Quality of Life Drives Patient Preference for Metastatic Renal-Cell Carcinoma Drug

Wayne Kuznar

July 2012, Vol 3, No 5 - ASCO Annual Meeting


Chicago, IL—The surprising results of a randomized trial on patient preference for one cancer therapy over another show that patient-reported quality-of-life (QOL) differences influence treatment preference far more than physicians had imagined, suggested researchers at the 2012 American Society of Clinical Oncology meeting.

In a double-blind, crossover trial, 168 patients with metastatic renal-cell carcinoma (mRCC) were randomized 1:1 to 10 weeks of 800 mg of pazopanib or 50 mg of sunitinib as first-line cancer treatment; after a 2-week washout period, patients received 10 weeks of the alternate treatment. The primary end point was patient preference, measured at 22 weeks.
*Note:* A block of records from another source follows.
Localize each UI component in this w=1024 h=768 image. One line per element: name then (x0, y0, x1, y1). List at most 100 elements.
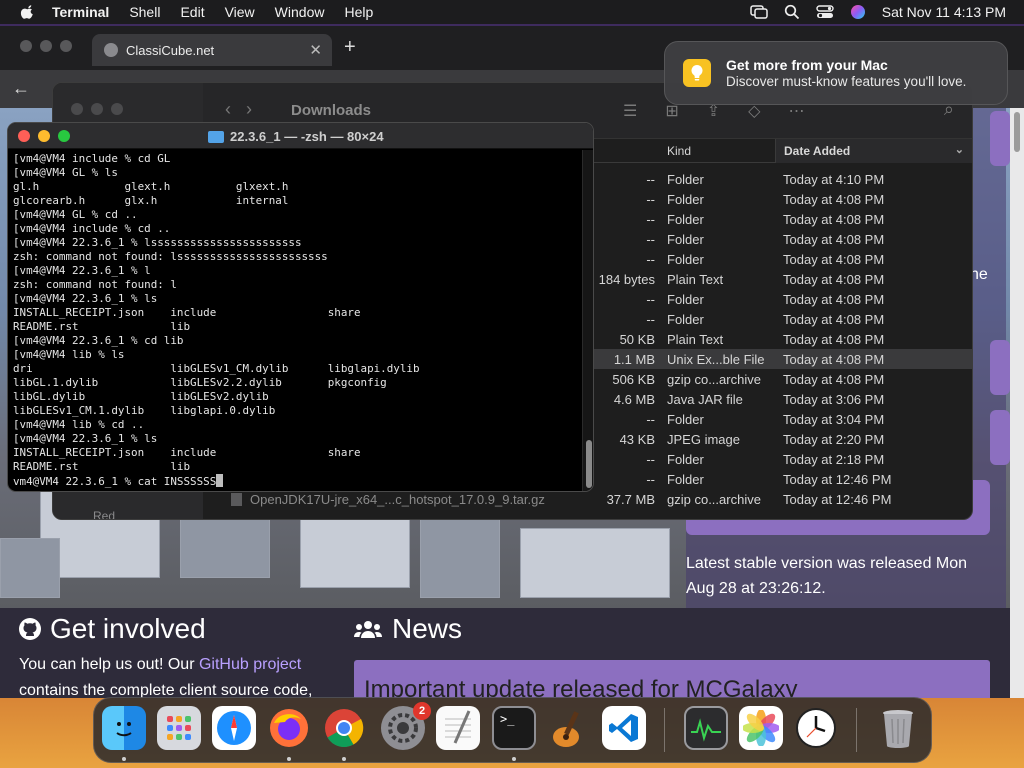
file-kind: Folder (667, 212, 704, 227)
finder-file-row[interactable]: OpenJDK17U-jre_x64_...c_hotspot_17.0.9_9… (203, 489, 972, 509)
purple-card (990, 111, 1010, 166)
get-involved-heading: Get involved (18, 613, 206, 645)
file-kind: Plain Text (667, 272, 724, 287)
terminal-line: zsh: command not found: lsssssssssssssss… (13, 250, 328, 263)
file-size: 50 KB (619, 332, 655, 347)
menu-app-name[interactable]: Terminal (52, 4, 109, 20)
terminal-line: [vm4@VM4 22.3.6_1 % lsssssssssssssssssss… (13, 236, 302, 249)
news-card[interactable]: Important update released for MCGalaxy (354, 660, 990, 698)
file-date-added: Today at 4:08 PM (783, 312, 885, 327)
terminal-line: zsh: command not found: l (13, 278, 177, 291)
dock-clock-icon[interactable] (794, 706, 838, 750)
terminal-zoom-button[interactable] (58, 130, 70, 142)
siri-icon[interactable] (850, 4, 866, 20)
terminal-line: [vm4@VM4 GL % ls (13, 166, 118, 179)
menu-bar-clock[interactable]: Sat Nov 11 4:13 PM (882, 4, 1006, 20)
notification-title: Get more from your Mac (726, 57, 888, 73)
finder-zoom-dot[interactable] (111, 103, 123, 115)
dock-firefox-icon[interactable] (267, 706, 311, 750)
terminal-line: gl.h glext.h glxext.h (13, 180, 289, 193)
dock-photos-icon[interactable] (739, 706, 783, 750)
purple-card (990, 340, 1010, 395)
menu-view[interactable]: View (225, 4, 255, 20)
web-scrollbar-thumb[interactable] (1014, 112, 1020, 152)
notification-banner[interactable]: Get more from your Mac Discover must-kno… (664, 41, 1008, 105)
browser-zoom-dot[interactable] (60, 40, 72, 52)
menu-window[interactable]: Window (275, 4, 325, 20)
terminal-line: [vm4@VM4 22.3.6_1 % cd lib (13, 334, 184, 347)
terminal-line: [vm4@VM4 lib % ls (13, 348, 125, 361)
github-project-link[interactable]: GitHub project (199, 656, 301, 673)
column-kind[interactable]: Kind (667, 144, 691, 158)
tab-close-icon[interactable]: ✕ (309, 41, 322, 59)
file-size: -- (646, 172, 655, 187)
terminal-line: INSTALL_RECEIPT.json include share (13, 446, 361, 459)
menu-help[interactable]: Help (344, 4, 373, 20)
dock-garageband-icon[interactable] (547, 706, 591, 750)
finder-title: Downloads (291, 102, 372, 119)
file-date-added: Today at 4:08 PM (783, 292, 885, 307)
finder-nav-arrows-icon[interactable]: ‹ › (225, 99, 252, 120)
file-date-added: Today at 2:18 PM (783, 452, 885, 467)
screen-mirroring-icon[interactable] (750, 5, 768, 19)
file-size: 506 KB (612, 372, 655, 387)
list-view-icon[interactable]: ☰ (623, 101, 637, 121)
dock-running-indicator (512, 757, 516, 761)
file-size: -- (646, 452, 655, 467)
terminal-line: libGLESv1_CM.1.dylib libglapi.0.dylib (13, 404, 276, 417)
get-involved-title: Get involved (50, 613, 206, 644)
new-tab-button[interactable]: + (344, 36, 356, 59)
get-involved-text: You can help us out! Our GitHub project … (19, 652, 339, 698)
file-size: -- (646, 232, 655, 247)
column-date-added[interactable]: Date Added ⌄ (775, 139, 972, 163)
browser-tab-classicube[interactable]: ClassiCube.net ✕ (92, 34, 332, 66)
terminal-scrollbar-thumb[interactable] (586, 440, 592, 488)
menu-shell[interactable]: Shell (129, 4, 160, 20)
dock-trash-icon[interactable] (876, 706, 920, 750)
dock-activity-monitor-icon[interactable] (684, 706, 728, 750)
file-kind: gzip co...archive (667, 372, 761, 387)
building-shape (520, 528, 670, 598)
apple-menu-icon[interactable] (18, 5, 38, 19)
involved-text-part: You can help us out! Our (19, 656, 199, 673)
file-date-added: Today at 4:10 PM (783, 172, 885, 187)
browser-minimize-dot[interactable] (40, 40, 52, 52)
dock-separator (856, 708, 857, 752)
finder-minimize-dot[interactable] (91, 103, 103, 115)
terminal-line: [vm4@VM4 22.3.6_1 % l (13, 264, 151, 277)
dock-terminal-icon[interactable]: >_ (492, 706, 536, 750)
dock-launchpad-icon[interactable] (157, 706, 201, 750)
terminal-minimize-button[interactable] (38, 130, 50, 142)
dock-textedit-icon[interactable] (436, 706, 480, 750)
web-scrollbar[interactable] (1010, 108, 1024, 698)
dock-safari-icon[interactable] (212, 706, 256, 750)
spotlight-search-icon[interactable] (784, 4, 800, 20)
terminal-output[interactable]: [vm4@VM4 include % cd GL [vm4@VM4 GL % l… (13, 152, 578, 489)
file-name: OpenJDK17U-jre_x64_...c_hotspot_17.0.9_9… (231, 492, 545, 507)
finder-close-dot[interactable] (71, 103, 83, 115)
sidebar-tag-red[interactable]: Red (93, 509, 115, 519)
file-kind: Folder (667, 252, 704, 267)
news-headline[interactable]: Important update released for MCGalaxy (364, 676, 798, 698)
terminal-close-button[interactable] (18, 130, 30, 142)
file-size: 4.6 MB (613, 392, 655, 407)
file-date-added: Today at 4:08 PM (783, 212, 885, 227)
file-date-added: Today at 4:08 PM (783, 192, 885, 207)
control-center-icon[interactable] (816, 5, 834, 19)
dock-finder-icon[interactable] (102, 706, 146, 750)
file-size: 43 KB (619, 432, 655, 447)
github-icon (19, 618, 41, 640)
file-size: 184 bytes (598, 272, 655, 287)
dock-separator (664, 708, 665, 752)
dock-vscode-icon[interactable] (602, 706, 646, 750)
folder-icon (208, 130, 224, 143)
file-date-added: Today at 4:08 PM (783, 372, 885, 387)
browser-close-dot[interactable] (20, 40, 32, 52)
file-size: -- (646, 292, 655, 307)
dock-chrome-icon[interactable] (322, 706, 366, 750)
back-arrow-icon[interactable]: ← (12, 78, 30, 99)
browser-window-controls (20, 40, 72, 52)
menu-edit[interactable]: Edit (180, 4, 204, 20)
terminal-scrollbar[interactable] (582, 150, 593, 491)
terminal-line: glcorearb.h glx.h internal (13, 194, 289, 207)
Because patients with mRCC receive therapies for many months or even years, the team assessed whether the drug toxicity would be significant enough to make patients want to continue treatment with either drug or to switch therapy.
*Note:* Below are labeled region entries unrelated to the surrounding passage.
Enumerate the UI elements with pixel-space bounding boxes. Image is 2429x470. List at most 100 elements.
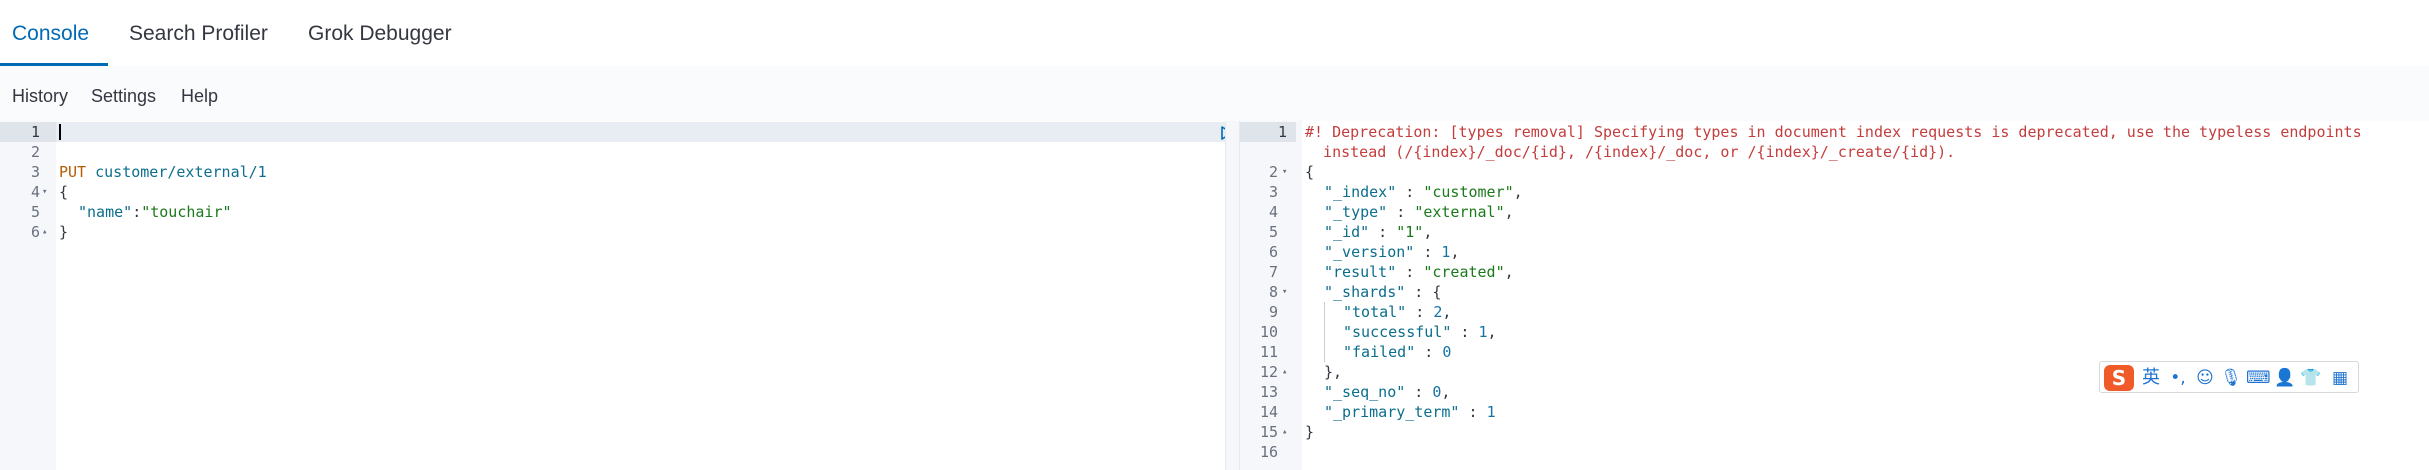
ime-language-toggle[interactable]: 英: [2140, 366, 2162, 390]
code-line: "successful" : 1,: [1343, 323, 1497, 341]
json-key: "_primary_term": [1324, 403, 1460, 421]
emoji-icon[interactable]: ☺: [2194, 366, 2216, 390]
line-number: 1: [0, 122, 56, 142]
line-number: 5: [1268, 223, 1278, 241]
json-value: 1: [1486, 403, 1496, 421]
request-url: customer/external/1: [86, 163, 267, 181]
json-key: "_id": [1324, 223, 1370, 241]
skin-icon[interactable]: 👕: [2300, 366, 2322, 390]
json-key: "failed": [1343, 343, 1416, 361]
close-inner-brace: },: [1324, 363, 1343, 381]
line-number: 2: [30, 143, 40, 161]
tab-grok-debugger[interactable]: Grok Debugger: [308, 22, 452, 46]
json-value: "1": [1396, 223, 1424, 241]
line-number: 5: [30, 203, 40, 221]
tab-search-profiler[interactable]: Search Profiler: [129, 22, 268, 46]
code-line-5: "name":"touchair": [78, 202, 1225, 222]
code-line: "_id" : "1",: [1324, 223, 1433, 241]
json-value: 1: [1478, 323, 1488, 341]
ime-logo-icon[interactable]: S: [2104, 365, 2134, 391]
line-number: 3: [30, 163, 40, 181]
json-key: "_index": [1324, 183, 1397, 201]
editor-resize-handle[interactable]: [1225, 121, 1240, 470]
close-brace: }: [59, 223, 69, 241]
json-key: "result": [1324, 263, 1397, 281]
punct-icon[interactable]: •,: [2168, 366, 2188, 390]
json-key: "_type": [1324, 203, 1388, 221]
line-number: 1: [1240, 122, 1296, 142]
line-number: 9: [1268, 303, 1278, 321]
code-line: "_primary_term" : 1: [1324, 403, 1496, 421]
json-key: "successful": [1343, 323, 1452, 341]
line-number: 10: [1259, 323, 1278, 341]
line-number: 4: [1268, 203, 1278, 221]
line-number: 4: [30, 183, 40, 201]
grid-icon[interactable]: ▦: [2328, 366, 2352, 390]
line-number: 15: [1259, 423, 1278, 441]
settings-link[interactable]: Settings: [91, 86, 156, 107]
code-line-3: PUT customer/external/1: [59, 162, 1225, 182]
console-subnav: History Settings Help: [0, 66, 2429, 121]
json-key: "total": [1343, 303, 1407, 321]
json-key: "_version": [1324, 243, 1415, 261]
code-line: "failed" : 0: [1343, 343, 1452, 361]
fold-close-icon[interactable]: ▴: [1282, 422, 1287, 442]
code-line: "_index" : "customer",: [1324, 183, 1523, 201]
json-colon: :: [132, 203, 142, 221]
json-value: 2: [1433, 303, 1443, 321]
response-code[interactable]: #! Deprecation: [types removal] Specifyi…: [1302, 121, 2429, 470]
response-gutter: 1 2 ▾ 3 4 5 6 7 8 ▾ 9 10 11 12 ▴ 13 14 1…: [1240, 121, 1302, 470]
help-link[interactable]: Help: [181, 86, 218, 107]
line-number: 12: [1259, 363, 1278, 381]
line-number: 11: [1259, 343, 1278, 361]
code-line: "result" : "created",: [1324, 263, 1514, 281]
code-line: "total" : 2,: [1343, 303, 1452, 321]
keyboard-icon[interactable]: ⌨: [2246, 366, 2271, 390]
tab-console[interactable]: Console: [12, 22, 89, 46]
json-value: "touchair": [141, 203, 232, 221]
deprecation-warning: #! Deprecation: [types removal] Specifyi…: [1305, 123, 2362, 141]
response-editor[interactable]: 1 2 ▾ 3 4 5 6 7 8 ▾ 9 10 11 12 ▴ 13 14 1…: [1240, 121, 2429, 470]
code-line-6: }: [59, 222, 1225, 242]
json-value: "external": [1414, 203, 1505, 221]
code-line: "_shards" : {: [1324, 283, 1442, 301]
user-icon[interactable]: 👤: [2274, 366, 2296, 390]
open-brace: {: [59, 183, 69, 201]
code-line-4: {: [59, 182, 1225, 202]
line-number: 14: [1259, 403, 1278, 421]
request-editor[interactable]: 1 2 3 4 ▾ 5 6 ▴ PUT customer/external/1 …: [0, 121, 1261, 470]
fold-close-icon[interactable]: ▴: [42, 222, 47, 242]
json-value: "created": [1423, 263, 1505, 281]
line-number: 7: [1268, 263, 1278, 281]
line-number: 13: [1259, 383, 1278, 401]
text-cursor: [59, 124, 61, 140]
line-number: 6: [1268, 243, 1278, 261]
line-number: 6: [30, 223, 40, 241]
json-value: "customer": [1423, 183, 1514, 201]
json-value: 0: [1442, 343, 1452, 361]
app-tab-bar: Console Search Profiler Grok Debugger: [0, 0, 2429, 67]
line-number: 2: [1268, 163, 1278, 181]
code-line: "_type" : "external",: [1324, 203, 1514, 221]
json-key: "name": [78, 203, 133, 221]
mic-icon[interactable]: 🎙: [2220, 366, 2242, 390]
fold-open-icon[interactable]: ▾: [1282, 282, 1287, 302]
fold-open-icon[interactable]: ▾: [1282, 162, 1287, 182]
http-method: PUT: [59, 163, 87, 181]
line-number: 8: [1268, 283, 1278, 301]
history-link[interactable]: History: [12, 86, 68, 107]
code-line: }: [1305, 422, 2429, 442]
code-line-1: [56, 122, 1225, 142]
json-key: "_seq_no": [1324, 383, 1406, 401]
close-brace: }: [1305, 423, 1315, 441]
line-number: 3: [1268, 183, 1278, 201]
code-line: {: [1305, 162, 2429, 182]
request-code[interactable]: PUT customer/external/1 { "name":"toucha…: [56, 121, 1261, 470]
line-number: 16: [1259, 443, 1278, 461]
deprecation-warning-cont: instead (/{index}/_doc/{id}, /{index}/_d…: [1305, 143, 1956, 161]
ime-toolbar[interactable]: S 英 •, ☺ 🎙 ⌨ 👤 👕 ▦: [2099, 361, 2359, 393]
code-line: "_version" : 1,: [1324, 243, 1460, 261]
fold-open-icon[interactable]: ▾: [42, 182, 47, 202]
fold-close-icon[interactable]: ▴: [1282, 362, 1287, 382]
indent-guide: [1324, 302, 1325, 362]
A total of 126 patients completed a preference questionnaire. In the primary analysis, 70% of the patients preferred pazopanib, 22% preferred sunitinib, and 8% cited no preference. After adjustments for a modest sequence effect, the difference in preference was 49% in favor of pazopanib. All other analyses showed a significant preference for pazopanib.

The most common reasons given for pazopanib preference were better QOL and less fatigue. Patients taking pazopanib had fewer dose reductions than those taking sunitinib (13% vs 20%, respectively) and fewer treatment interruptions (6% vs 12%, respectively). Ad verse events (AEs) were compatible with known profiles for both drugs.
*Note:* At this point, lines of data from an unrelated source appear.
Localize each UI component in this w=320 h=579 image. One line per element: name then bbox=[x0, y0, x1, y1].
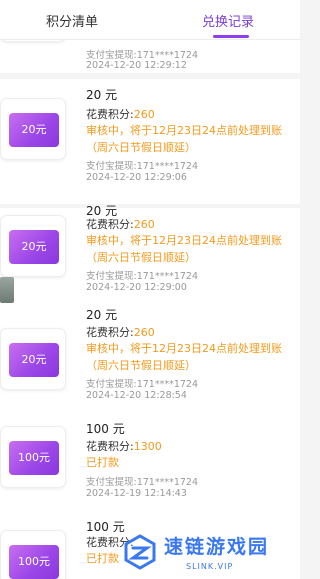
watermark-name: 速链游戏园 bbox=[164, 536, 270, 558]
points-value: 260 bbox=[133, 108, 155, 121]
record-status: 审核中，将于12月23日24点前处理到账（周六日节假日顺延） bbox=[86, 124, 282, 154]
points-label: 花费积分: bbox=[86, 108, 134, 121]
record-time: 2024-12-20 12:28:54 bbox=[86, 390, 187, 401]
points-spent: 花费积分:260 bbox=[86, 216, 155, 232]
points-label: 花费积分: bbox=[86, 326, 134, 339]
coupon-amount: 100元 bbox=[9, 545, 59, 579]
record-title: 20 元 bbox=[86, 88, 118, 102]
record-card[interactable]: 100元 100 元 花费积分:1300 已打款 支付宝提现:171****17… bbox=[0, 420, 300, 532]
record-card[interactable]: 20元 20 元 花费积分:260 审核中，将于12月23日24点前处理到账（周… bbox=[0, 306, 300, 431]
points-spent: 花费积分:1300 bbox=[86, 438, 162, 454]
coupon-image: 100元 bbox=[0, 530, 66, 579]
points-spent: 花费积分:260 bbox=[86, 324, 155, 340]
watermark-logo-icon bbox=[124, 534, 156, 570]
points-value: 1300 bbox=[133, 440, 162, 453]
record-detail: 支付宝提现:171****1724 bbox=[86, 477, 199, 488]
top-tab-bar: 积分清单 兑换记录 bbox=[0, 0, 300, 40]
coupon-image: 20元 bbox=[0, 328, 66, 390]
points-value: 260 bbox=[133, 218, 155, 231]
site-watermark: 速链游戏园 SLINK.VIP bbox=[120, 532, 295, 576]
record-time: 2024-12-20 12:29:06 bbox=[86, 172, 187, 183]
coupon-amount: 20元 bbox=[9, 343, 59, 377]
record-detail: 支付宝提现:171****1724 bbox=[86, 50, 199, 61]
points-label: 花费积分: bbox=[86, 440, 134, 453]
record-card[interactable]: 20元 20 元 花费积分:260 审核中，将于12月23日24点前处理到账（周… bbox=[0, 79, 300, 204]
exchange-record-list[interactable]: 支付宝提现:171****1724 2024-12-20 12:29:12 20… bbox=[0, 40, 300, 579]
coupon-image: 20元 bbox=[0, 215, 66, 277]
active-tab-indicator bbox=[213, 35, 249, 38]
floating-thumbnail[interactable] bbox=[0, 277, 14, 303]
coupon-amount: 100元 bbox=[9, 441, 59, 475]
record-card[interactable]: 支付宝提现:171****1724 2024-12-20 12:29:12 bbox=[0, 40, 300, 73]
record-detail: 支付宝提现:171****1724 bbox=[86, 161, 199, 172]
record-time: 2024-12-20 12:29:12 bbox=[86, 60, 187, 71]
record-time: 2024-12-19 12:14:43 bbox=[86, 488, 187, 499]
coupon-amount: 20元 bbox=[9, 113, 59, 147]
record-status: 已打款 bbox=[86, 456, 119, 469]
points-spent: 花费积分:260 bbox=[86, 106, 155, 122]
points-label: 花费积分: bbox=[86, 218, 134, 231]
coupon-image: 20元 bbox=[0, 98, 66, 160]
record-detail: 支付宝提现:171****1724 bbox=[86, 379, 199, 390]
record-title: 20 元 bbox=[86, 308, 118, 322]
record-title: 100 元 bbox=[86, 422, 125, 436]
coupon-amount: 20元 bbox=[9, 230, 59, 264]
coupon-image bbox=[0, 40, 66, 42]
watermark-site: SLINK.VIP bbox=[186, 562, 234, 571]
tab-exchange-records[interactable]: 兑换记录 bbox=[202, 11, 254, 30]
record-status: 审核中，将于12月23日24点前处理到账（周六日节假日顺延） bbox=[86, 342, 282, 372]
coupon-image: 100元 bbox=[0, 426, 66, 488]
record-time: 2024-12-20 12:29:00 bbox=[86, 282, 187, 293]
record-title: 100 元 bbox=[86, 520, 125, 534]
tab-points-list[interactable]: 积分清单 bbox=[46, 11, 98, 30]
record-status: 审核中，将于12月23日24点前处理到账（周六日节假日顺延） bbox=[86, 234, 282, 264]
record-detail: 支付宝提现:171****1724 bbox=[86, 271, 199, 282]
points-value: 260 bbox=[133, 326, 155, 339]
The researchers, led by Bernard J. Escudier, MD, from the Institut Gustave Roussy, Villejuif, France, said that they expected patients to prefer one drug over the other because of adverse effects, but “we didn’t ever expect such a big difference between the 2 drugs.”

Physicians may perceive toxicity differences between 2 different therapies as relatively minor, but to patients, even low-grade toxicities over a long period have a significant effect on QOL, according to Dr Escudier and colleagues. How patients feel when they take a drug over many months is not reflected in traditional AE reporting.

A survey on physician therapy preferences, which was a secondary end point in this study, showed some difference in physicians’ drug preferences: 60% preferred pazopanib, 21% preferred sunitinib, and 21% had no preference.

Patient-reported outcomes are increasingly being added to traditional efficacy outcomes to better understand the clinical relevance of differences in drug toxicities, Dr Escudier and colleagues noted.